Taking the mirror as we find it, I hope no one will blame me for ranking it above all the pictures of the Italian school.

Ladies, whose taste cannot be faulty, and whose opinion should decide the question, generally upon entering a room let their first glance fall upon this picture.

A thousand times have I seen ladies, aye, and gallants, too, forget at a ball their lovers and their mistresses, the dancing, and all the pleasures of the fête, to contemplate with evident complaisance this enchanting picture, and honoring it even, from time to time, in the midst of the liveliest quadrille, with a look.

Who then can dispute the rank that I accord to it among the masterpieces of the art of Apelles?

XXVIII.
The Upset Carriage.

I HAD at last nearly reached my bureau. So close was I, that had I stretched out my arm I could have touched the corner nearest to me. But at this very moment I was on the verge of seeing the fruit of all my labors destroyed, and of losing my life. I should pass over in silence the accident that happened to me, for fear of discouraging other travellers, were it not that it is so difficult to upset such a post-chaise as I employ, that it must be allowed that one must be uncommonly unlucky—as unlucky, indeed, as it is my lot to be—to be exposed to a like danger.

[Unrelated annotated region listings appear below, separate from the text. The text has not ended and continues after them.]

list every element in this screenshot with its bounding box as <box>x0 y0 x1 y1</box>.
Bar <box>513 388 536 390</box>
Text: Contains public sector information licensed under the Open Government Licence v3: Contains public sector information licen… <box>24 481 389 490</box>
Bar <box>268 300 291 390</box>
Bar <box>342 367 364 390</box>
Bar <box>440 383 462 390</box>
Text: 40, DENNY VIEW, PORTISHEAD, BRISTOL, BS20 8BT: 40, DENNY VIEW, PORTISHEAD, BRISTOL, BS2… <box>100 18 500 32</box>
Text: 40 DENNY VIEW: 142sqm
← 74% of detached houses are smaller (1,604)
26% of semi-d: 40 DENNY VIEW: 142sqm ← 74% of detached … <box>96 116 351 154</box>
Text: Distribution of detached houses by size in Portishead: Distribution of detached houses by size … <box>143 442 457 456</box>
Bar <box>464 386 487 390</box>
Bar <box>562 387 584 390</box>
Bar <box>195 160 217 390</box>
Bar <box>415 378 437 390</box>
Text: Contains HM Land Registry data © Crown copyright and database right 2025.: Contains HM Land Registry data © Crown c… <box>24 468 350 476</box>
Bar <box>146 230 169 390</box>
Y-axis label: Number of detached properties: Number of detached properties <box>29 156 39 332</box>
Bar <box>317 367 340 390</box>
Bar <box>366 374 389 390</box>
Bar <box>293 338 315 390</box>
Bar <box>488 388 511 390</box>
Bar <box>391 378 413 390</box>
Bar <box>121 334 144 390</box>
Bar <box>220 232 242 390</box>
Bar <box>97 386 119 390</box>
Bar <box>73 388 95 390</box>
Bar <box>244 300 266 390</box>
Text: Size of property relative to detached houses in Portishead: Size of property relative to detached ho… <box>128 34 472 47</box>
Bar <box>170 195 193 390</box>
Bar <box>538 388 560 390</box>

There I was, stretched at full length upon the ground, completely upset, and it was done so quickly, so unexpectedly, that I should have been almost tempted to question the cause of my abject position, had not a singing in my ears and a sharp pain in my left shoulder too plainly demonstrated it.

This was again the OTHER, who had played a trick upon me.

Startled by the voice of a poor man who suddenly asked alms at my door, and by the voice of Rose, my other half suddenly turned the arm-chair sharply round, before my soul had time to warn it that a piece of brick, which served as a drag, was gone. The jerk was so violent that my post-chaise was quite thrown from its centre of gravity, and turned over upon me.

This was, I must own, one of the occasions upon which I had most to complain of my soul. For instead of being vexed at herself for having been absent, and scolding her companion for its hurry, she so far forgot herself as to give way to the most animal resentment, and to insult the poor fellow cruelly.